STEALING a company's credentials is easy to do because businesses are continuously publishing all their information and branding in the public domain for marketing purposes, according to Debtsource, a specialist B2B credit management business.
According to Debtsource, a specialist B2B credit management business, CEO Frank Knight, this type of commercial identity theft refers to someone stealing someone else’s personal information, typically for their financial gain.
He said this already has devastating consequences at a personal level which included a lengthy process to recover control of one’s finances.
However, the consequences could be far more serious in the case of commercial identity theft.
“Technology has made it relatively simple for anyone to appropriate the details of directors and the company branding. As a result, one company approaching another to open a credit account can appear completely legitimate when, in fact, you’re really dealing with a faceless criminal who’s simply created a fake company profile,” Knight said.
The CEO said this could involve a bogus invoice or bank statement or supplying counterfeit documents in order to be offered a customer credit facility. He said all these, to the untrained eye, passed every test of legitimacy.
Knight pointed out that in addition to its more positive attributes, “digitalisation has dramatically sped up everything to a point where a business loses its filter under a bombardment of data – a situation worsened by hybrid working”.
He said this has broken down the internal controls that companies and individuals had prior to Covid-19.
Knight explained that such breakdowns in controls stimulated temptation. “A computer-savvy individual with inside knowledge can easily develop a plan to commit fraud– and in the presence of weak controls, can likely get away with it.
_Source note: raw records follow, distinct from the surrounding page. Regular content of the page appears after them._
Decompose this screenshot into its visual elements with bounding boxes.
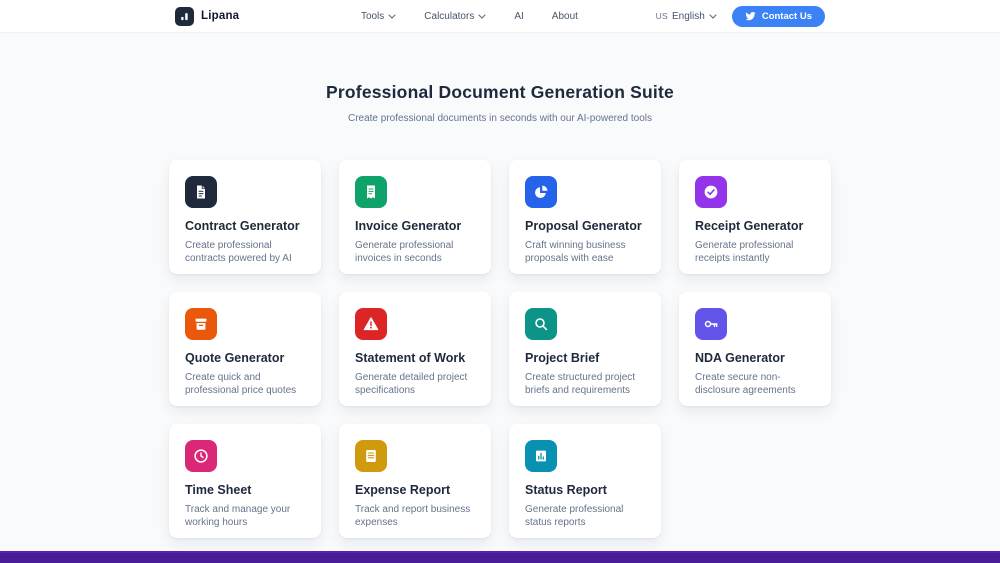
card-expense-report[interactable]: Expense Report Track and report business… — [339, 424, 491, 538]
card-quote-generator[interactable]: Quote Generator Create quick and profess… — [169, 292, 321, 406]
card-description: Generate detailed project specifications — [355, 371, 475, 397]
card-nda-generator[interactable]: NDA Generator Create secure non-disclosu… — [679, 292, 831, 406]
card-title: Expense Report — [355, 483, 475, 497]
chevron-down-icon — [709, 14, 717, 19]
top-navbar: Lipana Tools Calculators AI About US Eng… — [0, 0, 1000, 33]
card-invoice-generator[interactable]: Invoice Generator Generate professional … — [339, 160, 491, 274]
lipana-logo-icon — [175, 7, 194, 26]
card-title: Invoice Generator — [355, 219, 475, 233]
lined-document-icon — [355, 440, 387, 472]
nav-ai-label: AI — [514, 11, 523, 22]
language-selector[interactable]: US English — [656, 11, 717, 22]
card-title: Quote Generator — [185, 351, 305, 365]
card-description: Craft winning business proposals with ea… — [525, 239, 645, 265]
archive-box-icon — [185, 308, 217, 340]
card-title: Proposal Generator — [525, 219, 645, 233]
twitter-icon — [745, 11, 756, 22]
nav-tools-label: Tools — [361, 11, 384, 22]
nav-about[interactable]: About — [552, 11, 578, 22]
nav-ai[interactable]: AI — [514, 11, 523, 22]
card-title: Project Brief — [525, 351, 645, 365]
check-circle-icon — [695, 176, 727, 208]
language-label: English — [672, 11, 705, 22]
nav-about-label: About — [552, 11, 578, 22]
card-description: Create professional contracts powered by… — [185, 239, 305, 265]
card-title: Receipt Generator — [695, 219, 815, 233]
brand-name: Lipana — [201, 10, 239, 22]
nav-tools[interactable]: Tools — [361, 11, 396, 22]
key-icon — [695, 308, 727, 340]
hero-section: Professional Document Generation Suite C… — [0, 33, 1000, 124]
contact-us-button[interactable]: Contact Us — [732, 6, 825, 27]
card-title: Contract Generator — [185, 219, 305, 233]
card-description: Track and manage your working hours — [185, 503, 305, 529]
clock-icon — [185, 440, 217, 472]
receipt-icon — [355, 176, 387, 208]
card-title: Status Report — [525, 483, 645, 497]
card-receipt-generator[interactable]: Receipt Generator Generate professional … — [679, 160, 831, 274]
footer-bar — [0, 551, 1000, 563]
card-status-report[interactable]: Status Report Generate professional stat… — [509, 424, 661, 538]
main-nav: Tools Calculators AI About — [317, 11, 578, 22]
page-subtitle: Create professional documents in seconds… — [0, 113, 1000, 124]
brand-logo[interactable]: Lipana — [175, 7, 239, 26]
nav-calculators-label: Calculators — [424, 11, 474, 22]
card-description: Generate professional status reports — [525, 503, 645, 529]
tools-grid: Contract Generator Create professional c… — [169, 160, 831, 538]
card-description: Create structured project briefs and req… — [525, 371, 645, 397]
card-statement-of-work[interactable]: Statement of Work Generate detailed proj… — [339, 292, 491, 406]
document-icon — [185, 176, 217, 208]
pie-chart-icon — [525, 176, 557, 208]
card-proposal-generator[interactable]: Proposal Generator Craft winning busines… — [509, 160, 661, 274]
card-project-brief[interactable]: Project Brief Create structured project … — [509, 292, 661, 406]
card-description: Generate professional invoices in second… — [355, 239, 475, 265]
warning-triangle-icon — [355, 308, 387, 340]
card-contract-generator[interactable]: Contract Generator Create professional c… — [169, 160, 321, 274]
language-flag-code: US — [656, 11, 668, 21]
nav-calculators[interactable]: Calculators — [424, 11, 486, 22]
card-title: Time Sheet — [185, 483, 305, 497]
card-description: Generate professional receipts instantly — [695, 239, 815, 265]
card-title: NDA Generator — [695, 351, 815, 365]
card-title: Statement of Work — [355, 351, 475, 365]
card-description: Track and report business expenses — [355, 503, 475, 529]
card-description: Create quick and professional price quot… — [185, 371, 305, 397]
page-title: Professional Document Generation Suite — [0, 82, 1000, 103]
bar-chart-icon — [525, 440, 557, 472]
chevron-down-icon — [388, 14, 396, 19]
card-description: Create secure non-disclosure agreements — [695, 371, 815, 397]
search-icon — [525, 308, 557, 340]
chevron-down-icon — [478, 14, 486, 19]
contact-us-label: Contact Us — [762, 11, 812, 22]
card-time-sheet[interactable]: Time Sheet Track and manage your working… — [169, 424, 321, 538]
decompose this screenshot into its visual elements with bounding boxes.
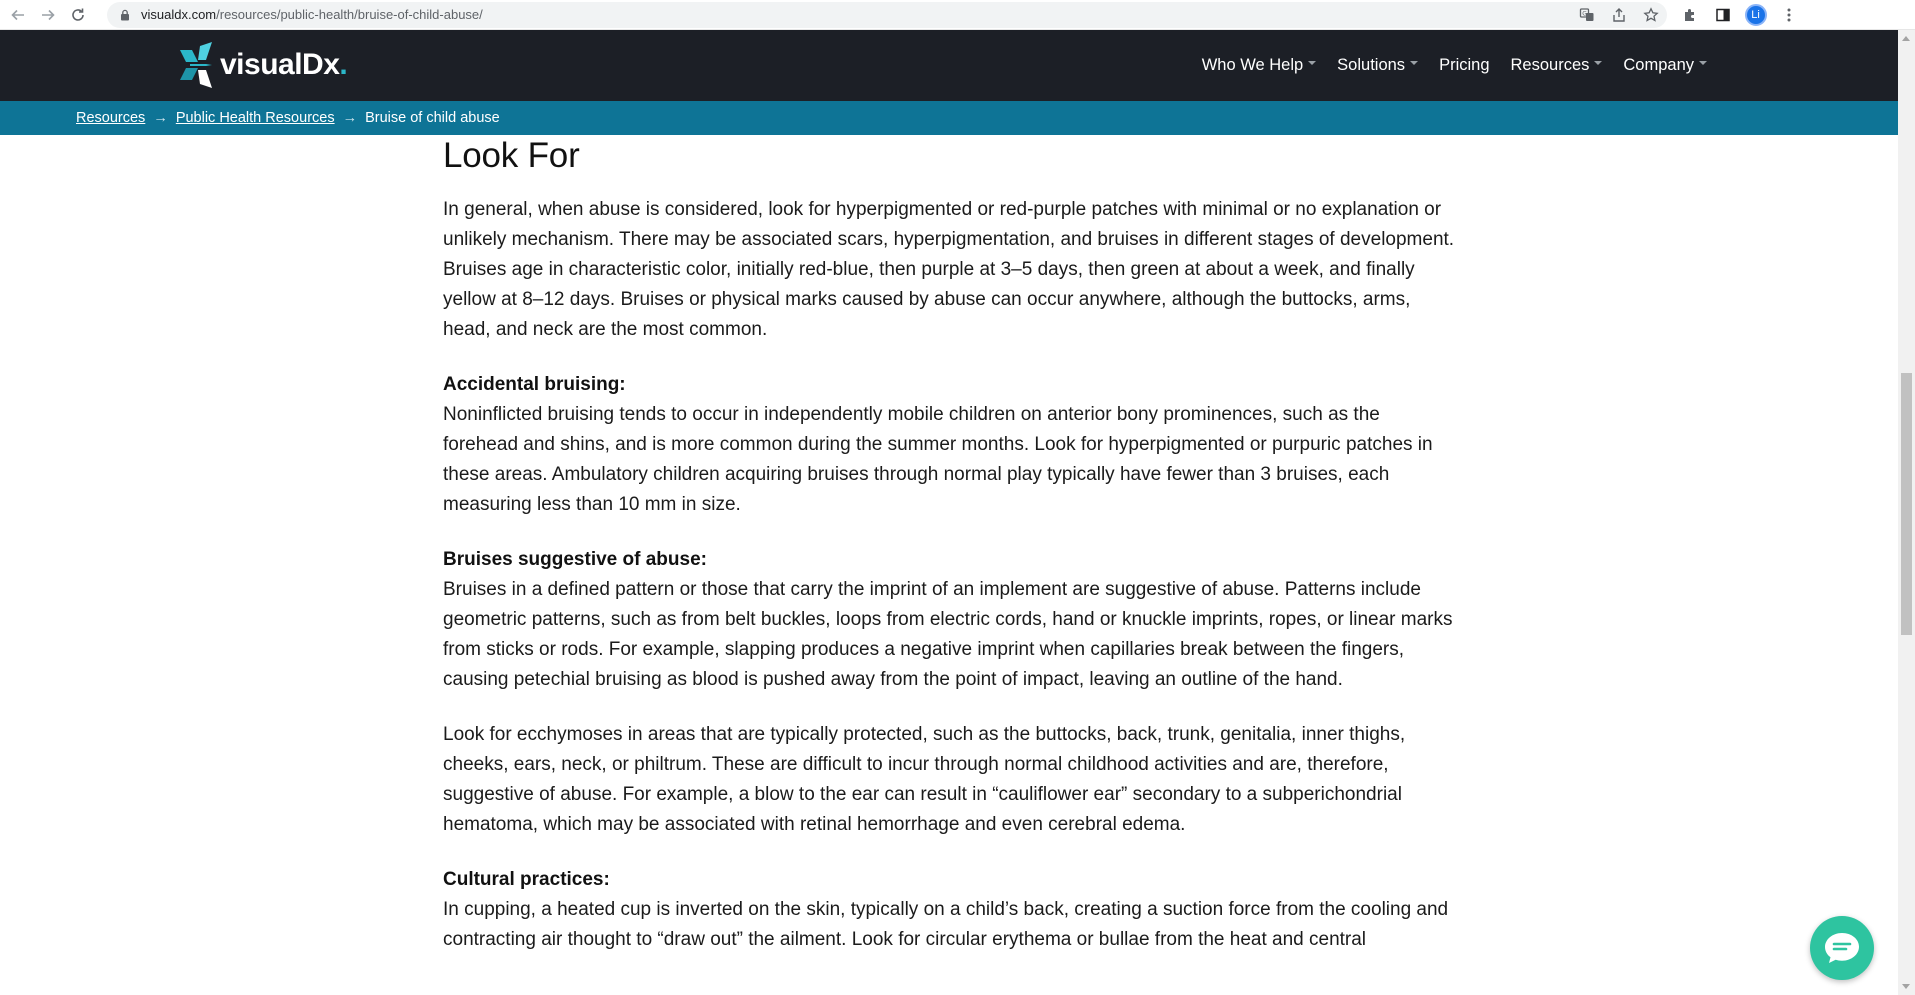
nav-who-we-help[interactable]: Who We Help: [1201, 56, 1317, 75]
breadcrumb-separator: →: [342, 110, 358, 126]
accidental-bruising-heading: Accidental bruising:: [443, 374, 626, 395]
bookmark-star-icon[interactable]: [1635, 2, 1667, 28]
logo-dot: .: [339, 48, 348, 81]
site-header: visualDx. Who We Help Solutions Pricing …: [0, 30, 1898, 101]
article-content: Look For In general, when abuse is consi…: [443, 134, 1455, 955]
cultural-practices-paragraph: In cupping, a heated cup is inverted on …: [443, 899, 1449, 950]
visualdx-logo[interactable]: visualDx.: [176, 42, 348, 88]
breadcrumb: Resources → Public Health Resources → Br…: [0, 101, 1898, 135]
page-scrollbar[interactable]: [1898, 30, 1915, 995]
chat-button[interactable]: [1810, 916, 1874, 980]
visualdx-logo-mark: [180, 42, 212, 88]
nav-label: Pricing: [1439, 56, 1490, 74]
abuse-bruises-heading: Bruises suggestive of abuse:: [443, 549, 707, 570]
sidebar-icon[interactable]: [1706, 0, 1739, 30]
caret-down-icon: [1308, 60, 1317, 65]
url-path: /resources/public-health/bruise-of-child…: [216, 7, 483, 22]
lock-icon[interactable]: [119, 9, 131, 21]
back-arrow-icon[interactable]: [3, 0, 33, 30]
extensions-puzzle-icon[interactable]: [1673, 0, 1706, 30]
nav-label: Solutions: [1337, 56, 1406, 74]
reload-icon[interactable]: [63, 0, 93, 30]
scroll-up-arrow-icon[interactable]: [1902, 36, 1910, 41]
abuse-bruises-paragraph: Bruises in a defined pattern or those th…: [443, 579, 1453, 690]
breadcrumb-current: Bruise of child abuse: [365, 110, 500, 126]
svg-text:G: G: [1582, 10, 1587, 17]
address-bar[interactable]: visualdx.com/resources/public-health/bru…: [107, 1, 1667, 28]
profile-initials: Li: [1744, 3, 1767, 26]
url-host: visualdx.com: [141, 7, 217, 22]
chat-icon: [1825, 933, 1859, 963]
logo-text: visualDx.: [220, 48, 348, 82]
caret-down-icon: [1594, 60, 1603, 65]
ecchymoses-paragraph: Look for ecchymoses in areas that are ty…: [443, 724, 1406, 835]
nav-resources[interactable]: Resources: [1511, 56, 1603, 75]
share-icon[interactable]: [1603, 2, 1635, 28]
main-nav: Who We Help Solutions Pricing Resources …: [1181, 30, 1707, 101]
cultural-practices-heading: Cultural practices:: [443, 869, 610, 890]
caret-down-icon: [1699, 60, 1707, 65]
nav-pricing[interactable]: Pricing: [1439, 56, 1489, 75]
logo-wordmark: visualDx: [220, 48, 340, 81]
profile-avatar[interactable]: Li: [1739, 0, 1772, 30]
nav-company[interactable]: Company: [1623, 56, 1707, 75]
section-heading: Look For: [443, 136, 580, 175]
nav-label: Resources: [1510, 56, 1590, 74]
scrollbar-thumb[interactable]: [1901, 373, 1912, 635]
accidental-bruising-paragraph: Noninflicted bruising tends to occur in …: [443, 404, 1433, 515]
menu-dots-icon[interactable]: [1772, 0, 1805, 30]
forward-arrow-icon[interactable]: [33, 0, 63, 30]
scroll-down-arrow-icon[interactable]: [1902, 984, 1910, 989]
nav-label: Who We Help: [1201, 56, 1304, 74]
nav-label: Company: [1623, 56, 1694, 74]
browser-toolbar: visualdx.com/resources/public-health/bru…: [0, 0, 1915, 30]
intro-paragraph: In general, when abuse is considered, lo…: [443, 199, 1455, 340]
breadcrumb-link-public-health[interactable]: Public Health Resources: [176, 110, 335, 126]
nav-solutions[interactable]: Solutions: [1337, 56, 1419, 75]
breadcrumb-link-resources[interactable]: Resources: [76, 110, 145, 126]
breadcrumb-separator: →: [153, 110, 168, 126]
caret-down-icon: [1410, 60, 1419, 65]
translate-icon[interactable]: G: [1571, 2, 1603, 28]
This is facilitated by two things: technology; and internal controls in businesses not at a level they should be to cope with new forms of threats – whether that business is a large corporate, a privately-owned or small business.”
Consequently, he said management should overtly perform checks, balances and reviews at every level of the organisation. “Staff need to be certain their work will be double checked and any fraud unearthed sooner rather than later. To institute close controls, a tone of zero tolerance to unethical activities has to be instilled from the top to the bottom of the company. Owners or executives have to lead by example.”
Pre-Covid, most companies had strong controls over their office-bound personnel, requiring paper-based or online forms before authorising anything. Though employees never enjoyed it, it was there for a reason. Knight explains that the suddenness of the 27 March 2020 lockdown permitted no time for companies to adapt their controls before staff all went off home.
As best they could, he said companies had to re-engineer their procedures and processes to accommodate a remote working environment just to survive, and with that came new risks. Suddenly employees were able to override controls “because they’re not in the office” when, for example, loading payments.
He said that to deal with such a nefarious act, the first and easiest was to simply apply some common sense.
He suggested that a credit application form should not be looked at by a salesperson “with only a sales perspective”. Rather, he said credit application policies should include vetting the application carefully from a fraud perspective, double checking where it came from, where were their premises and verify details through a Google search.
Knight said that while simple common sense should be sufficient in the case of an SME with only a few credit accounts, there were also sophisticated tools used for larger companies that have more reason to be concerned about fraud. “We apply a multi-solution approach - including recoveries aspect and credit insurance - as a one-stop solution covering the entire credit cycle.”.
He urged that even if a company did not have a concern regarding identity theft or bad debts, any company that extended credit in one form or another - or just has customers - should use such a service to know who their customers were under KYC regulations.
“It is not just a matter of fraud, but there are international anti-terrorism and money laundering issues. It is reported that South Africa is on the verge of being placed on the international anti-money laundering greylist, and any company can be sanctioned from a compliance perspective.”
Debtsource said it was not sufficient that governance systems be in place at a company. “That isn’t enough to deter fraud–it must be strong governance that is rigorously enforced and that it be seen by staff to be rigorously enforced from the top,” Knight said.
Wessel Matthee, Information Security and Compliance Manager at digital financial transactions company Entersekt, said the World Economic Forum (WEF) and Accenture Global Cybersecurity Outlook study for 2022 was clear that focussing on cyber security (having the tech in place to fend off attacks), was no longer enough. “Rather, the report advises businesses to focus on cyber resilience–a term which entails having the tech, security experts, company culture and leadership commitment to successfully deal with attacks.”
However, Matthee said the WEF report noted that not only were cyber security resourcing efforts proving insufficient against increasingly sophisticated attacks but there seemed to be a disconnect between how business leaders and security leaders respectively perceive their organisations’ threat-readiness. “It shows that “while 92% of business executives surveyed agree that cyber resilience is integrated into enterprise risk-management strategies, only 55% of security-focused leaders surveyed agree with the statement.”